Ai se em Novembro chovesse

PorChissana Magalhaes,12 nov 2017 6:54

Longe dos tempos em que um ano de seca significava a calamidade das mortandades ditadas pela fome e a emigração massiva para fora do país, ainda assim o país enfrenta nos próximos tempos desafios impostos pelo mau ano agrícola que veio deixar milhares de famílias em situação de vulnerabilidade. Parceiros internacionais já anunciaram apoio ao governo para implementação do seu plano de emergência. No interior de Santiago onde estivemos, e em outros pontos do país, a população pede urgência na ajuda pois o gado está moribundo e perde valor a cada dia, e os jovens cada vez mais olham para a capital como única saída.

 

Os dados ainda estão a ser compilados e analisados, mas este ano de 2017 já se prevê como o terceiro ano mais quente da história desde que há registos. A falta de chuvas e as temperaturas altas deram resultado a secas que estão a castigar vários pontos do planeta. Cabo Verde é um dos países atingidos.

Mal saímos da Cidade da Praia, onde o calor de ar seco das últimas semanas finalmente começa a abrandar, a aridez das montanhas e das planícies cortadas pela estrada rumo ao interior impõe-se. Em outra época do ano seria natural. Porém, para um início de Novembro há verde a menos. Em outros anos seria normal ver ali animais a pastarem relva ainda verde e abundante. Desta vez, Santiago adentro, fomos encontrando à beira da estrada ou nos campos – ora nus, ora salpicados aqui e ali de palha seca – umas quantas vacas e cabras escanzeladas, debaixo de um sol inclemente.

Não chegamos a ver carne pendurada em árvores, à espera que quem por ali passasse a comprasse, como houve quem contasse. Vimos sim circular, em direcção à cidade, carrinhas cheias de cabras. Em sentido contrário ia palha.

Os criadores de gado, aflitos com a falta de água e pasto para os animais, buscam desfazer-se deles. É o caso do empresário Tuni (Antonino Marques), estabelecido em São Lourenço dos Órgãos e conhecido pela sua marca Aguardente de Frutas.

“Tinha 20 cabras de raça (que são aquelas que dão 3 a 4 litros de leite por dia e costumam parir mais de dois cabritos a cada gestação) mas, já vendi 5 e vou ter que vender mais porque não tenho como comprar tanto pasto”.

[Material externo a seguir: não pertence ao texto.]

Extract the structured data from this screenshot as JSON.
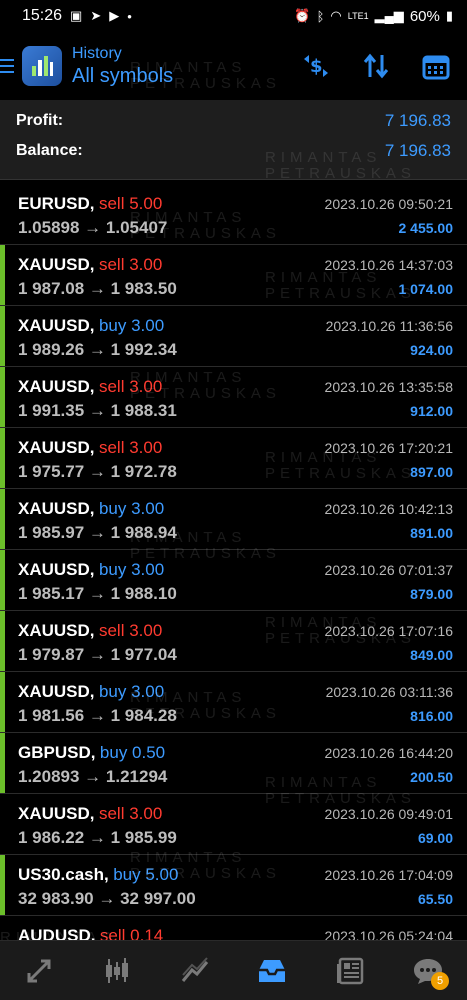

As cabras “de raça” costumam ser um bom investimento. E no entanto, mesmo quem poderia comprar começa a ponderar perante o risco de não ter como prover alimento e água. O mesmo para o gado bovino, desde sempre visto como símbolo de alguma segurança financeira já que uma vaca, em tempos de abundância, pode chegar aos 160 mil escudos ou mais. Por estes dias, já há quem esteja a vender por 15 mil escudos.

Foi o que nos contou Amália Monteiro, 80 anos. É uma das mulheres presentes no encontro que a Câmara Municipal de Santa Catarina promoveu entre a população de Achada Grande (na fronteira com Rincão) e o embaixador norte-americano, Donald Heflin. O diplomata, que acompanhou José Alves Fernandes e parte da sua equipa ao terreno, foi ver e ouvir in loco o drama dos agricultores e criadores de gado.

Chegamos ao local ao final do encontro. A maioria dos locais que foi para expor os problemas trazidos pela ausência das chuvas, e na expectativa de algumas palavras que lhes devolvesse a esperança, são mulheres. Ao contrário de algumas que se mostram sorridentes e “mais animadas”, Amália Monteiro tem o semblante carregado. A mão que segura a bengala onde se apoia está crispada numa tensão que lhe chega aos olhos.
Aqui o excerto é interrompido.